Re: Node Disconnects and HA replication path lost

Posted: Wed Jul 25, 2018 1:12 am
by xpystchrisx
This is the latest build. StarWind V8.0.12166

I've got logs, but i'll collect again because the system dumped it self when I attempted to format a volume with an oVirt node this evening. Not sure what happened there.

Re: Node Disconnects and HA replication path lost

Posted: Wed Jul 25, 2018 10:11 am
by Boris (staff)
For proper operation with Linux, refer to https://knowledgebase.starwindsoftware. ... initiator/ and introduce the change suggested there.

Re: Node Disconnects and HA replication path lost

Posted: Wed Jul 25, 2018 8:47 pm
by xpystchrisx
Thanks for the heads up. Made those changes and will be sending the logs in from both of my nodes shortly.

Re: Node Disconnects and HA replication path lost

Posted: Fri Jul 27, 2018 6:47 pm
by Boris (staff)
Sure, waiting for any updates from you.

Re: Node Disconnects and HA replication path lost

Posted: Fri Jul 27, 2018 7:04 pm
by xpystchrisx
Have been using oVirt now for a few hours and haven't had any issues. It's still a pain in the rear to get MPIO on Linux to work, but that's Linux not StarWind. :)

I sent the logs in, but haven't heard anything back, I may have done it wrong. Should I have used this page https://www.starwindsoftware.com/support-form ?

Re: Node Disconnects and HA replication path lost

Posted: Fri Jul 27, 2018 7:54 pm
by Oleg(staff)
Yes, please use this form. Please refer to this forum thread.

Re: Node Disconnects and HA replication path lost

Posted: Fri Jul 27, 2018 8:12 pm
by xpystchrisx
Sounds good, uploading the logs again now.

Re: Node Disconnects and HA replication path lost

Posted: Mon Jul 30, 2018 9:15 pm
by Boris (staff)
Unfortunately, by now we have not received the logs from you. Could you let us know whether you have managed to do so?

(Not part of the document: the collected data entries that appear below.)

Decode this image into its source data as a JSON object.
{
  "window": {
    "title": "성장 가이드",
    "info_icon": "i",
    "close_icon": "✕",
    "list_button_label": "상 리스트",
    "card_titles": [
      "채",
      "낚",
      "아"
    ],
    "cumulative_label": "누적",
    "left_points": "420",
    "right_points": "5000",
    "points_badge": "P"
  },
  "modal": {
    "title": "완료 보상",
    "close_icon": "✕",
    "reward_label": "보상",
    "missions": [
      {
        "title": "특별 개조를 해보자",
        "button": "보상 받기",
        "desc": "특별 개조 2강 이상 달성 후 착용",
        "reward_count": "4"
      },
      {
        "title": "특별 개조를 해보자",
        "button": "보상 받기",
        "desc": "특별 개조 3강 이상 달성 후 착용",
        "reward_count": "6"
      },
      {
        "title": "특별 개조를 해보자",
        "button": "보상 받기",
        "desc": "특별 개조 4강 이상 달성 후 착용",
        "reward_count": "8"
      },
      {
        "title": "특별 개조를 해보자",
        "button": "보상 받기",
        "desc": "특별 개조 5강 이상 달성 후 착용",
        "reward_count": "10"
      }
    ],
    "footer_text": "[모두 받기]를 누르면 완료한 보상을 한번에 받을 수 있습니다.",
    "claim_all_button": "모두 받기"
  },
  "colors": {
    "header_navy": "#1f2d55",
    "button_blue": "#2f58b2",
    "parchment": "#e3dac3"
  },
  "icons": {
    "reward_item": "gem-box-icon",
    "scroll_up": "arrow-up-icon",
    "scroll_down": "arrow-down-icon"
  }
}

Re: Node Disconnects and HA replication path lost

Posted: Mon Jul 30, 2018 9:44 pm
by xpystchrisx
Odd... I've uploaded them twice. Let me try again. I think I used a browser with an add-on that is blocking the upload.
Trying again.

Re: Node Disconnects and HA replication path lost

Posted: Mon Jul 30, 2018 9:57 pm
by xpystchrisx
I just completed the upload. Can you confirm that you got it?

Re: Node Disconnects and HA replication path lost

Posted: Mon Jul 30, 2018 10:12 pm
by Boris (staff)
Got it where? Do you submit a ticket when uploading the logs?
I do not see any new ticket arriving. If attaching logs to the ticket at creation fails for you, simply create a ticket using that form, refer to this thread and we will provide you with further instructions regarding uploading the logs.

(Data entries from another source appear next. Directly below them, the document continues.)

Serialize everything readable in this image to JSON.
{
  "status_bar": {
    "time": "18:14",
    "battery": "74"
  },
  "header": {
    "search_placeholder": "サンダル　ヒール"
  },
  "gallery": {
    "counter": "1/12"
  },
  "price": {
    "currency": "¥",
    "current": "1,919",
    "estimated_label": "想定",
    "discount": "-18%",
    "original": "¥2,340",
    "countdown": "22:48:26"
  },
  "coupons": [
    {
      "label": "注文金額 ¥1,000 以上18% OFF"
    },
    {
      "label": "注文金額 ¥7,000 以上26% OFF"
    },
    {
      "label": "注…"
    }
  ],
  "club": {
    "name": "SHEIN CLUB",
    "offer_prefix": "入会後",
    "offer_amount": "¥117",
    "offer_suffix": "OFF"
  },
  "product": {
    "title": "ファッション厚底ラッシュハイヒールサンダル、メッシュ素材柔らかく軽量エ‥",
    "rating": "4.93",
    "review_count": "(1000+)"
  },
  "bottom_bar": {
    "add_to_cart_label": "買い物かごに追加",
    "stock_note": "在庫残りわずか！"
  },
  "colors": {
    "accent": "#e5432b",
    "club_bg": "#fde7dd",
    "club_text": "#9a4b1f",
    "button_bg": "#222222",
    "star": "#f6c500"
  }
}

Re: Node Disconnects and HA replication path lost

Posted: Tue Jul 31, 2018 2:32 pm
by xpystchrisx
The files must have been too large for upload. Got the case created and uploaded the files to you. Will report back if/when we figure out what is going wrong.

Re: Node Disconnects and HA replication path lost

Posted: Tue Jul 31, 2018 5:04 pm
by Boris (staff)
Logs submitted by xpystchrisx showed interruption in NICs operation, and that should be the first step in troubleshooting the issue.

xpystchrisx,
Check whether the issue keeps getting reproduced on the new NICs you install into your servers and report any results.